Dalam suatu organisasi, sikap asretif perlu diterapkan pada semua anggotanya. Baik itu atasan ataupun bawahan sehingga dapat tercipta iklim organisasi yang kondusif. Apa salahnya dan apa susahnya apabila seorang atasan bisa menerima kritikan, saran atau bahkan teguran oleh bawahanya.

Begitu juga dalam keluarga, orang tua harus mengajarkan sikap asertif kepada anak-anaknya. Anak harus belajar jujur kepada orang tua dan memberi masukan dan saran kepada orang tua, dan orang tua haru menerima dengan lapang dada masukam dari anak-anaknya. Sehingga komunikasi yang berjalan adalah two way trafick.

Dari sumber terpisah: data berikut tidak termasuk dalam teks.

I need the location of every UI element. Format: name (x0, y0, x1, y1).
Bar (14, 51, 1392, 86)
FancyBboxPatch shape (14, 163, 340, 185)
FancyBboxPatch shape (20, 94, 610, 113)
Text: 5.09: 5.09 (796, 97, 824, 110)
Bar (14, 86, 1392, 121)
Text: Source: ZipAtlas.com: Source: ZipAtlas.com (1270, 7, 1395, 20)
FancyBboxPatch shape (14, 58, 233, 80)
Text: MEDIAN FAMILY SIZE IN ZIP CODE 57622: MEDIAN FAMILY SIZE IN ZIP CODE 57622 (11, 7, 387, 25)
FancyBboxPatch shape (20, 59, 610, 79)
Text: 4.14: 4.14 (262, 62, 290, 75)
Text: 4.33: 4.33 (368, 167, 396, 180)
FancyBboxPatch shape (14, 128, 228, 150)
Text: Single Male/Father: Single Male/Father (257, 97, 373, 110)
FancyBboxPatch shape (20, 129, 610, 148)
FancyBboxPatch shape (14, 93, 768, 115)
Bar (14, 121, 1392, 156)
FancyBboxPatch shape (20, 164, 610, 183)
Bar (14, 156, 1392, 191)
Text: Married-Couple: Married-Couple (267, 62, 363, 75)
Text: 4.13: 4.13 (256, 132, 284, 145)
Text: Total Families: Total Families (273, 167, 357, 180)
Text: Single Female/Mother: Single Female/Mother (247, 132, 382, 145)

Dengan menerapkan sikap asertif kita bisa mengetahui The Blind self (daerah buta) dari diri kita masing-masing. Kita bisa mengetahui informasi tentang diri kita yang diketahui orang lain tetapi kita sendiri tidak mengetahuinya. Hal ini bisasnya berupa kebiasaan2 kecil, pengalaman terpendam, kekurangan/kekeliruan diri dll. Kita bisa membenahi diri dengan menerima masukan dari orang lain walaupun itu menyakitkan dan itu berasal dari orang yang berbeda strata dengan kita.

Daftar Pustaka

Ratnakomala, 2007. konsep jujur,adil, dan bertanggung jawab dalam konsep Islam ( online, diakses pada tanggal 5 April 2008, http:// ratnakomala.blogspot.com/)

http://syariahonline.htm/konsultasi (online, diakses pada tanggal 5 April 2008)

Fatkhul Anas, 2007 filosofi blangkon (online, diakses pada tanggal 5 April 2008, www.satriakelana.org)

Yudhistira, 2008. Filosifi Blangkon Dari Sisi yang Berbeda (online, diakses pada tanggal 5 April 2008. www.pintunet.com)

Uchjana, Onong, 2002. Dinamika Komunikasi cetakan ke lima. Bandung : PT Remaja Rosdakarya.

Soekanto, Soerjono, 1987. Sosiologi Suatu Pengantar cetakan ke tiga. Jakarta : CV. Rajawali.

Mulyana, Deddy, 2004, Komunikasi Efektif: Suatu pendekkatan Lintas budaya . Bandung : PT Remaja Rosdakarya.